Theoretical breakthrough might enhance knowledge storage

A trio of researchers that features William Kuszmaul—a pc science Ph.D. pupil at MIT—has made a discovery that might result in extra environment friendly knowledge storage and retrieval in computer systems.

The group’s findings relate to so-called “linear-probing hash tables,” which have been launched in 1954 and are among the many oldest, easiest, and quickest data constructions accessible immediately. Data constructions present methods of organizing and storing knowledge in computer systems, with hash tables being one of the vital generally utilized approaches. In a linear-probing hash desk, the positions by which info could be saved lie alongside a linear array.

Suppose, as an example, {that a} database is designed to retailer the Social Security numbers of 10,000 folks, Kuszmaul suggests. “We take your Social Security number, x, and we’ll then compute the hash function of x, h(x), which gives you a random number between one and 10,000.” The subsequent step is to take that random quantity, h(x), go to that place within the array, and put x, the Social Security quantity, into that spot.

If there’s already one thing occupying that spot, Kuszmaul says, “you just move forward to the next free position and put it there. This is where the term ‘linear probing’ comes from, as you keep moving forward linearly until you find an open spot.” In order to later retrieve that Social Security quantity, x, you simply go to the designated spot, h(x), and if it is not there, you progress ahead till you both discover x or come to a free place and conclude that x isn’t in your database.

There’s a considerably completely different protocol for deleting an merchandise, equivalent to a Social Security quantity. If you simply left an empty spot within the hash desk after deleting the knowledge, that might trigger confusion if you later tried to search out one thing else, because the vacant spot may erroneously counsel that the merchandise you are searching for is nowhere to be discovered within the database. To keep away from that downside, Kuszmaul explains, “you can go to the spot where the element was removed and put a little marker there called a ‘tombstone,’ which indicates there used to be an element here, but it’s gone now.”

This basic process has been adopted for greater than half a century. But in all that point, virtually everybody utilizing linear-probing hash tables has assumed that if you happen to enable them to get too full, lengthy stretches of occupied spots would run collectively to type “clusters.” As a outcome, the time it takes to discover a free spot would go up dramatically—quadratically, in reality—taking as long as to be impractical. Consequently, folks have been skilled to function hash tables at low capability—a apply that may precise an financial toll by affecting the quantity of {hardware} an organization has to buy and preserve.

But this time-honored precept, which has lengthy militated towards excessive load elements, has been completely upended by the work of Kuszmaul and his colleagues, Michael Bender of Stony Brook University and Bradley Kuszmaul of Google. They discovered that for purposes the place the variety of insertions and deletions stays about the identical—and the quantity of information added is roughly equal to that eliminated—linear-probing hash tables can function at excessive storage capacities with out sacrificing velocity.

In addition, the group has devised a brand new technique, referred to as “graveyard hashing,” which entails artificially rising the variety of tombstones positioned in an array till they occupy about half the free spots. These tombstones then reserve areas that can be utilized for future insertions.

This strategy, which runs opposite to what folks have usually been instructed to do, Kuszmaul says, “can lead to optimal performance in linear-probing hash tables.” Or, as he and his coauthors preserve of their paper, the “well-designed use of tombstones can completely change the … landscape of how linear probing behaves.”

Kuszmaul wrote up these findings with Bender and Kuszmaul in a paper posted earlier this 12 months that will likely be offered in February on the Foundations of Computer Science (FOCS) Symposium in Boulder, Colorado.

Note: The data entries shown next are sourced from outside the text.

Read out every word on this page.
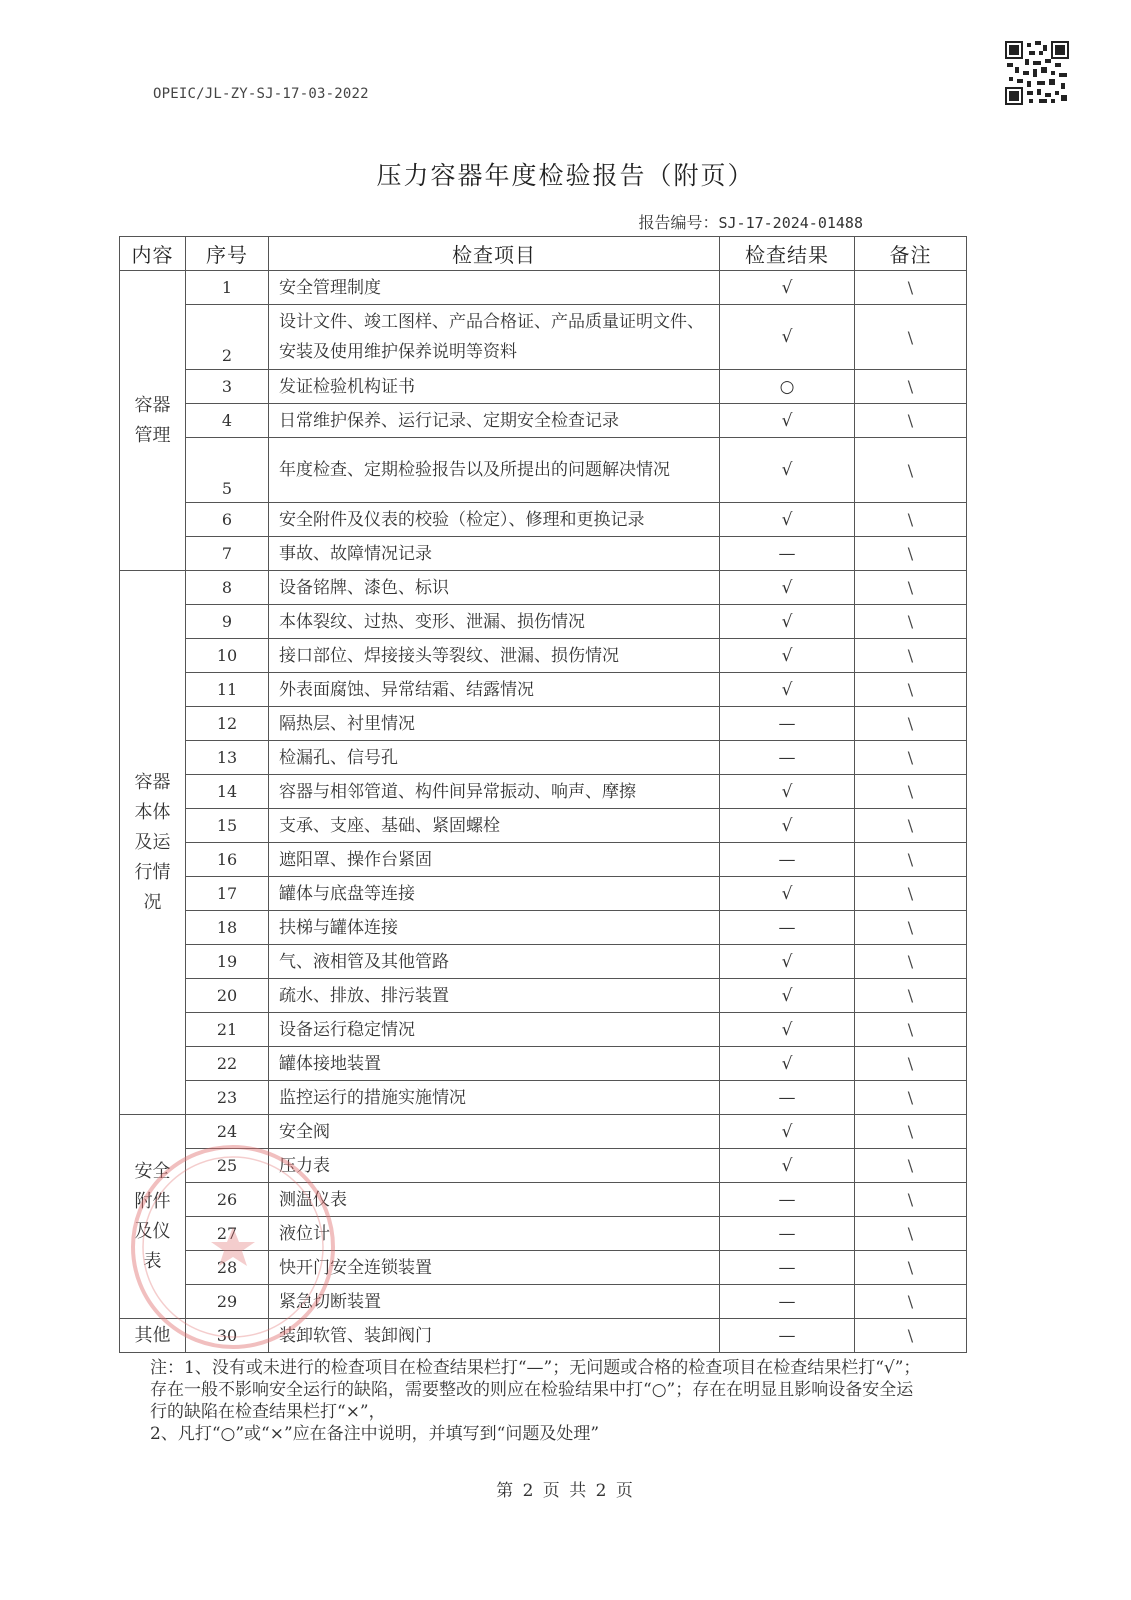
OPEIC/JL-ZY-SJ-17-03-2022
压力容器年度检验报告（附页）
报告编号：SJ-17-2024-01488
内容	序号	检查项目	检查结果	备注
容器管理	1	安全管理制度	√	\
	2	设计文件、竣工图样、产品合格证、产品质量证明文件、安装及使用维护保养说明等资料	√	\
	3	发证检验机构证书	○	\
	4	日常维护保养、运行记录、定期安全检查记录	√	\
	5	年度检查、定期检验报告以及所提出的问题解决情况	√	\
	6	安全附件及仪表的校验（检定）、修理和更换记录	√	\
	7	事故、故障情况记录	—	\
容器本体及运行情况	8	设备铭牌、漆色、标识	√	\
	9	本体裂纹、过热、变形、泄漏、损伤情况	√	\
	10	接口部位、焊接接头等裂纹、泄漏、损伤情况	√	\
	11	外表面腐蚀、异常结霜、结露情况	√	\
	12	隔热层、衬里情况	—	\
	13	检漏孔、信号孔	—	\
	14	容器与相邻管道、构件间异常振动、响声、摩擦	√	\
	15	支承、支座、基础、紧固螺栓	√	\
	16	遮阳罩、操作台紧固	—	\
	17	罐体与底盘等连接	√	\
	18	扶梯与罐体连接	—	\
	19	气、液相管及其他管路	√	\
	20	疏水、排放、排污装置	√	\
	21	设备运行稳定情况	√	\
	22	罐体接地装置	√	\
	23	监控运行的措施实施情况	—	\
安全附件及仪表	24	安全阀	√	\
	25	压力表	√	\
	26	测温仪表	—	\
	27	液位计	—	\
	28	快开门安全连锁装置	—	\
	29	紧急切断装置	—	\
其他	30	装卸软管、装卸阀门	—	\

注：1、没有或未进行的检查项目在检查结果栏打“—”；无问题或合格的检查项目在检查结果栏打“√”；存在一般不影响安全运行的缺陷，需要整改的则应在检验结果中打“○”；存在在明显且影响设备安全运行的缺陷在检查结果栏打“×”，

2、凡打“○”或“×”应在备注中说明，并填写到“问题及处理”

第 2 页 共 2 页
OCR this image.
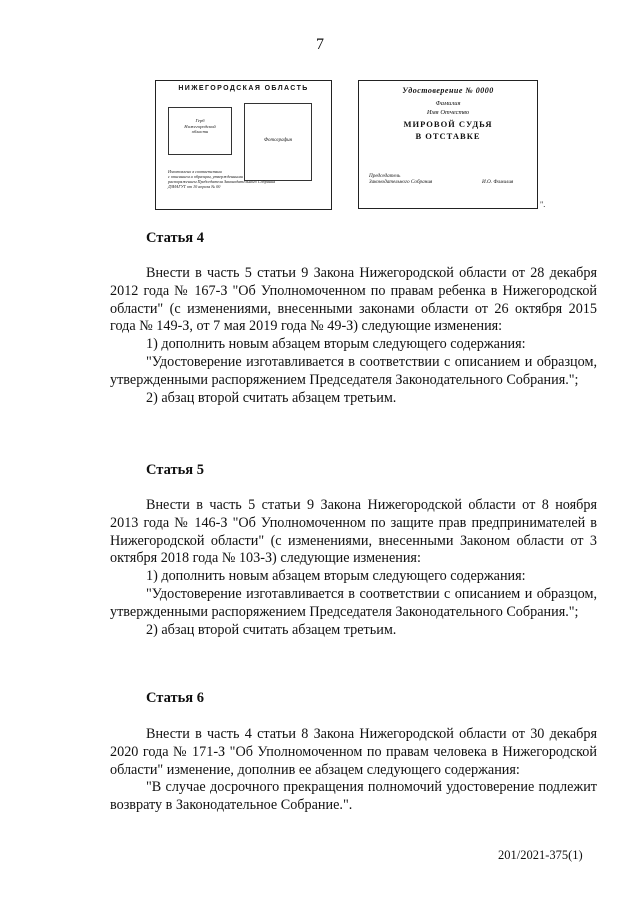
7
НИЖЕГОРОДСКАЯ ОБЛАСТЬ
Герб
Нижегородской
области
Фотография
Изготовлено в соответствии
с описанием и образцом, утвержденными
распоряжением Председателя Законодательного Собрания
ДЗНАГУТ от 10 апреля № 00
Удостоверение № 0000
Фамилия
Имя Отчество
МИРОВОЙ СУДЬЯ
В ОТСТАВКЕ
Председатель
Законодательного Собрания	И.О. Фамилия
".
Статья 4

Внести в часть 5 статьи 9 Закона Нижегородской области от 28 декабря 2012 года № 167-З "Об Уполномоченном по правам ребенка в Нижегородской области" (с изменениями, внесенными законами области от 26 октября 2015 года № 149-З, от 7 мая 2019 года № 49-З) следующие изменения:

1) дополнить новым абзацем вторым следующего содержания:

"Удостоверение изготавливается в соответствии с описанием и образцом, утвержденными распоряжением Председателя Законодательного Собрания.";

2) абзац второй считать абзацем третьим.

Статья 5

Внести в часть 5 статьи 9 Закона Нижегородской области от 8 ноября 2013 года № 146-З "Об Уполномоченном по защите прав предпринимателей в Нижегородской области" (с изменениями, внесенными Законом области от 3 октября 2018 года № 103-З) следующие изменения:

1) дополнить новым абзацем вторым следующего содержания:

"Удостоверение изготавливается в соответствии с описанием и образцом, утвержденными распоряжением Председателя Законодательного Собрания.";

2) абзац второй считать абзацем третьим.

Статья 6

Внести в часть 4 статьи 8 Закона Нижегородской области от 30 декабря 2020 года № 171-З "Об Уполномоченном по правам человека в Нижегородской области" изменение, дополнив ее абзацем следующего содержания:

"В случае досрочного прекращения полномочий удостоверение подлежит возврату в Законодательное Собрание.".

201/2021-375(1)
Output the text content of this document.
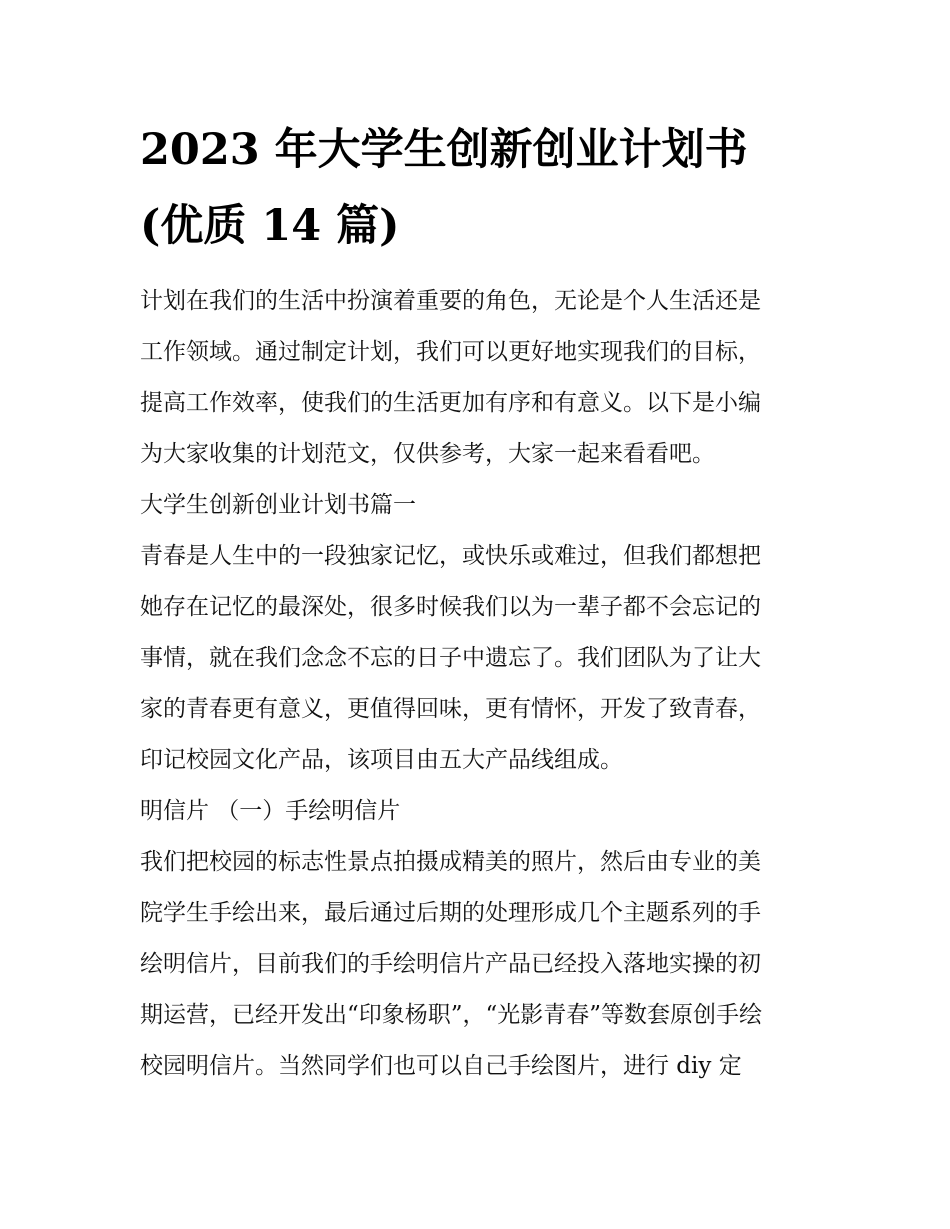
2023 年大学生创新创业计划书
(优质 14 篇)
计划在我们的生活中扮演着重要的角色，无论是个人生活还是
工作领域。通过制定计划，我们可以更好地实现我们的目标，
提高工作效率，使我们的生活更加有序和有意义。以下是小编
为大家收集的计划范文，仅供参考，大家一起来看看吧。
大学生创新创业计划书篇一
青春是人生中的一段独家记忆，或快乐或难过，但我们都想把
她存在记忆的最深处，很多时候我们以为一辈子都不会忘记的
事情，就在我们念念不忘的日子中遗忘了。我们团队为了让大
家的青春更有意义，更值得回味，更有情怀，开发了致青春，
印记校园文化产品，该项目由五大产品线组成。
明信片 （一）手绘明信片
我们把校园的标志性景点拍摄成精美的照片，然后由专业的美
院学生手绘出来，最后通过后期的处理形成几个主题系列的手
绘明信片，目前我们的手绘明信片产品已经投入落地实操的初
期运营，已经开发出“印象杨职”，“光影青春”等数套原创手绘
校园明信片。当然同学们也可以自己手绘图片，进行 diy 定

Kuszmaul’s Ph.D. thesis advisor, MIT pc science professor Charles E. Leiserson (who didn’t take part on this analysis), agrees with that evaluation. “These new and surprising results overturn one of the oldest conventional wisdoms about hash table behavior,” Leiserson says. “The lessons will reverberate for years among theoreticians and practitioners alike.”

As for translating their outcomes into apply, Kuszmaul notes, “there are many considerations that go into building a hash table. Although we’ve advanced the story considerably from a theoretical standpoint, we’re just starting to explore the experimental side of things.”